La manière dont le film construit ses couches d’images et de sons, toujours hétérogènes, induit un flottement perpétuel, ravivé par le bouleversement de la chronologie. Ainsi, des cartes sur lesquelles est inscrit le titre du film, manipulées par un magicien et se mouvant par elles-mêmes, sont aperçues plus tard imprimées à la main dans une imprimerie artisanale mexicaine, la réalisatrice expliquant ensuite qu’elle y a écrit des messages pour ses morts à elle et qu’elle charge Buñuel de se faire le messager : il s’agit encore d’induire une transition permanente.
un matérialisme spectral
Et pourtant, si quelques images faisant échos aux obsessions buñueliennes sont directement fantasmatiques (une belle et jeune nonne enceinte, une mariée dans un cimetière), beaucoup de plans gardent une forte composante matérielle et documentaire. Certains se veulent presque haptiques (une main caresse un arbre, une jeune femme suivie dans un train en frôle les cloisons intérieures), d’autres montrent très concrètement un travail en train de se faire : un ouvrier à l’imprimerie, des entomologistes capturant des insectes, Denis Lavant à l’enregistrement de sa lecture, des enfants de chœur rangeant des cierges après la messe… Quelques longs plans, très beaux, suivent le preneur de son du film en train d’enregistrer les bruits alentours, se promenant dans un jardin ou un musée.
Cette manière de faire de chaque personne présente à l’image un sujet vivant et le moteur du plan permet de montrer le présent du tournage (en exhibant ses moyens de fabrication) autant que d’inscrire le film dans une réalité tangible. Chacun des corps, saisi de cette manière documentaire, montre son apport concret au film tout en étant aussi visité par l’évocation de Buñuel. Comme si l’esprit du cinéaste disparu pouvait aussi hanter des corps (acteurs aussi bien que techniciens de tout ordre) qui nous restent fondamentalement étrangers, qu’on ne peut identifier ou reconnaître par leur nom. D’ailleurs, Buñuel lui-même en entretien, dans la seule archive filmique où il apparaît, répondait : “Je ne me définis pas.”
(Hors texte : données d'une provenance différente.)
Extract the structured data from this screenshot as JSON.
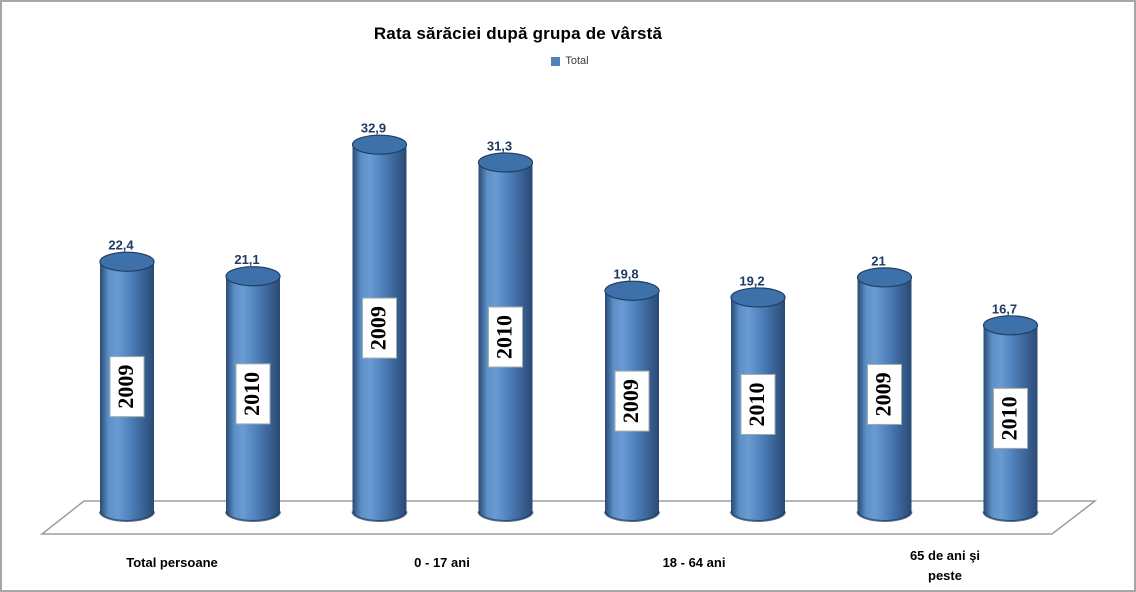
{
  "frame": {
    "background": "#ffffff",
    "border_color": "#a7a7a7"
  },
  "chart_data": {
    "type": "bar",
    "subtype": "3d-cylinder",
    "title": "Rata sărăciei după grupa de vârstă",
    "legend": [
      "Total"
    ],
    "legend_position": "top-center",
    "legend_swatch_color": "#4f81bd",
    "categories": [
      "Total persoane",
      "0 - 17 ani",
      "18 - 64 ani",
      "65 de ani şi peste"
    ],
    "category_label_lines": [
      [
        "Total persoane"
      ],
      [
        "0 - 17 ani"
      ],
      [
        "18 - 64 ani"
      ],
      [
        "65 de ani şi",
        "peste"
      ]
    ],
    "series": [
      {
        "name": "2009",
        "values": [
          22.4,
          32.9,
          19.8,
          21
        ],
        "labels": [
          "22,4",
          "32,9",
          "19,8",
          "21"
        ]
      },
      {
        "name": "2010",
        "values": [
          21.1,
          31.3,
          19.2,
          16.7
        ],
        "labels": [
          "21,1",
          "31,3",
          "19,2",
          "16,7"
        ]
      }
    ],
    "bar_inner_labels": [
      "2009",
      "2010"
    ],
    "ylim": [
      0,
      35
    ],
    "gridlines": false,
    "axes": {
      "y_axis_visible": false,
      "x_axis_labels_visible": true
    },
    "colors": {
      "bar_main": "#4f81bd",
      "bar_highlight": "#6a9bd2",
      "bar_shadow": "#2a4a74",
      "top_ellipse": "#3e70a9",
      "top_ellipse_rim": "#1f4067",
      "bottom_rim": "#16345a",
      "value_label": "#1f3a63",
      "category_label": "#000000",
      "year_box_border": "#a3abab",
      "floor_stroke": "#9d9d9d"
    }
  }
}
C’est peut-être dans cette appréhension documentaire des gens et des lieux que se retrouve la part la plus politique du film de Garret, également présente chez Buñuel et qu’évoque aussi le cinéaste mexicain Carlos Reygadas (dont le visage n’est jamais montré) : documenter en tant qu’outsider une réalité locale dont les habitants eux-mêmes n’ont pas conscience. Selon Reygadas, Buñuel dans ses films avait témoigné d’une culture populaire mexicaine, aujourd’hui disparue à cause de l’impérialisme culturel américain. Le film s’apparente finalement à une sorte de Tombeau pour Buñuel autant que pour les événements historiques qu’il traversa (l’Espagne franquiste abattant son ami García Lorca). Il révèle une quête à la fois magique et ancrée dans la terre, où le cinéma reste le seul liant entre plusieurs réalités hétérogènes : un lieu sans lieu, une évocation à la fois intuitive et logique, expressive et inexprimable, frappante et immatérielle, réceptacle des pratiques autant que des souvenirs.